On the fence around the statue on the bridge are hundreds of padlocks. In my innocence, I thought they were for people's bikes, but was corrected by my cousin in Rome who told me that it is a popular custom for lovers or boy & girlfriends to place them there and throw away the key as a sign of their eternal love. It became very popular when it was done in an Italian film and now it has become a nuisance. (A bit like the coins in the Trevi Fountain in Rome. Although Rome also has its version of the padlocks on the lookout on one of the hills overlooking Rome - I know - I went there).

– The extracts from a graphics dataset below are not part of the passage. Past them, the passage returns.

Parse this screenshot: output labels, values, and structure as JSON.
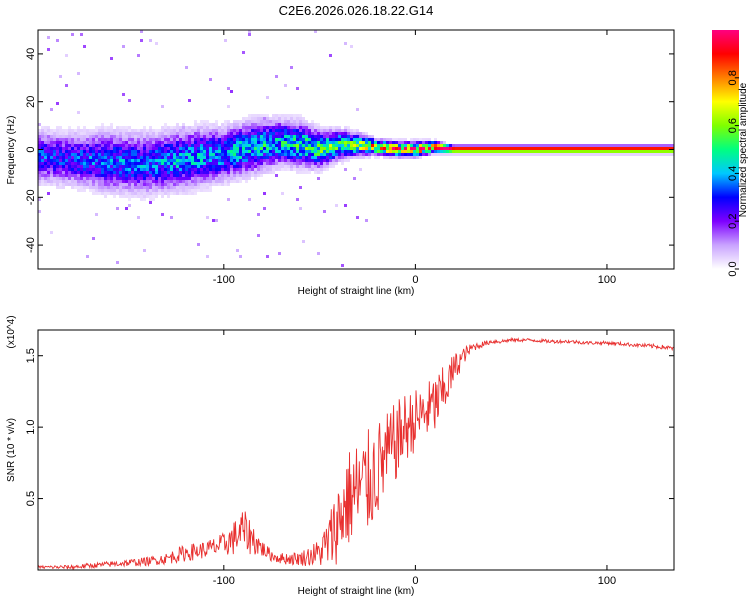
{
  "title": "C2E6.2026.026.18.22.G14",
  "chart_data": [
    {
      "type": "heatmap",
      "name": "spectrogram",
      "xlabel": "Height of straight line (km)",
      "ylabel": "Frequency (Hz)",
      "xlim": [
        -197,
        135
      ],
      "ylim": [
        -50,
        50
      ],
      "xticks": [
        -100,
        0,
        100
      ],
      "xtick_labels": [
        "-100",
        "0",
        "100"
      ],
      "yticks": [
        -40,
        -20,
        0,
        20,
        40
      ],
      "ytick_labels": [
        "-40",
        "-20",
        "0",
        "20",
        "40"
      ],
      "colorbar": {
        "label": "Normalized spectral amplitude",
        "range": [
          0,
          1
        ],
        "ticks": [
          0.0,
          0.2,
          0.4,
          0.6,
          0.8
        ],
        "tick_labels": [
          "0.0",
          "0.2",
          "0.4",
          "0.6",
          "0.8"
        ],
        "colors": [
          "#ffffff",
          "#c9a3ff",
          "#7e00ff",
          "#0000ff",
          "#00c8ff",
          "#00ff80",
          "#7fff00",
          "#ffff00",
          "#ff8000",
          "#ff0000",
          "#ff0080"
        ]
      },
      "ridge": {
        "x": [
          -195,
          -180,
          -160,
          -140,
          -120,
          -100,
          -85,
          -70,
          -60,
          -50,
          -40,
          -30,
          -20,
          -10,
          0,
          10,
          20,
          135
        ],
        "freq": [
          -3,
          -4,
          -5,
          -6,
          -4,
          -2,
          1,
          3,
          2,
          0,
          2,
          2,
          1,
          0,
          0,
          1,
          0,
          0
        ],
        "spread": [
          7,
          7,
          8,
          8,
          8,
          7,
          7,
          6,
          6,
          5,
          4,
          3,
          2,
          2,
          2,
          1.5,
          1,
          1
        ],
        "peak_amplitude": [
          0.35,
          0.35,
          0.4,
          0.4,
          0.45,
          0.45,
          0.5,
          0.5,
          0.55,
          0.6,
          0.6,
          0.7,
          0.85,
          0.95,
          0.95,
          1.0,
          1.0,
          1.0
        ]
      }
    },
    {
      "type": "line",
      "name": "snr",
      "xlabel": "Height of straight line (km)",
      "ylabel": "SNR (10 * v/v)",
      "y_multiplier": "(x10^4)",
      "xlim": [
        -197,
        135
      ],
      "ylim": [
        0,
        1.68
      ],
      "xticks": [
        -100,
        0,
        100
      ],
      "xtick_labels": [
        "-100",
        "0",
        "100"
      ],
      "yticks": [
        0.5,
        1.0,
        1.5
      ],
      "ytick_labels": [
        "0.5",
        "1.0",
        "1.5"
      ],
      "series": [
        {
          "name": "SNR",
          "color": "#e8302f",
          "x": [
            -197,
            -180,
            -160,
            -140,
            -130,
            -120,
            -110,
            -100,
            -95,
            -90,
            -85,
            -80,
            -75,
            -70,
            -60,
            -50,
            -45,
            -40,
            -35,
            -30,
            -25,
            -20,
            -15,
            -10,
            -5,
            0,
            5,
            10,
            15,
            20,
            25,
            30,
            35,
            40,
            45,
            50,
            60,
            70,
            80,
            90,
            100,
            110,
            120,
            130,
            135
          ],
          "y": [
            0.02,
            0.02,
            0.04,
            0.06,
            0.08,
            0.12,
            0.14,
            0.18,
            0.22,
            0.28,
            0.22,
            0.15,
            0.1,
            0.08,
            0.08,
            0.12,
            0.2,
            0.35,
            0.5,
            0.55,
            0.6,
            0.7,
            0.8,
            0.9,
            1.0,
            1.05,
            1.1,
            1.15,
            1.25,
            1.4,
            1.5,
            1.56,
            1.58,
            1.6,
            1.6,
            1.61,
            1.61,
            1.6,
            1.6,
            1.59,
            1.59,
            1.58,
            1.57,
            1.56,
            1.55
          ],
          "noise": [
            0.01,
            0.015,
            0.02,
            0.03,
            0.04,
            0.06,
            0.06,
            0.08,
            0.12,
            0.15,
            0.12,
            0.06,
            0.04,
            0.04,
            0.05,
            0.1,
            0.2,
            0.3,
            0.35,
            0.38,
            0.38,
            0.35,
            0.3,
            0.28,
            0.25,
            0.22,
            0.2,
            0.22,
            0.18,
            0.12,
            0.06,
            0.03,
            0.02,
            0.015,
            0.015,
            0.012,
            0.012,
            0.012,
            0.012,
            0.012,
            0.012,
            0.012,
            0.015,
            0.015,
            0.015
          ]
        }
      ]
    }
  ]
}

A lot people have told me that they think it is a lovely bridge. For me it is like a lot of Florence. It is not lovely, but it is interesting, its history and age are fascinating and it is photogenic. Personally, I prefer old stone bridges that don't have painted boxes all over them. On the bridge, the shops look cute with their old wooden shutters, but from afar, the hotchpotch of shops and buildings look like coloured toy boxes heaped untidily on top. Because the Italians love cement and render, they are all smooth and painted different colours. When the sun shines on them they look fabulous, as they glow and the paint they use absorbs the sun, but on a dull day it looks rather flat and messy. I think I just prefer the look of old stone bridges as is. I still like the ponte vecchio, but it is not always "lovely"!
The photos show the bridge, reflections, the weir, the Vasari corridor over the bridge (see earlier blog on the Palazzo Vecchio), the padlocks, the shopfronts, including a fabulous silver boat on sale in one of the jewellers, and finally night lights and New Years Eve.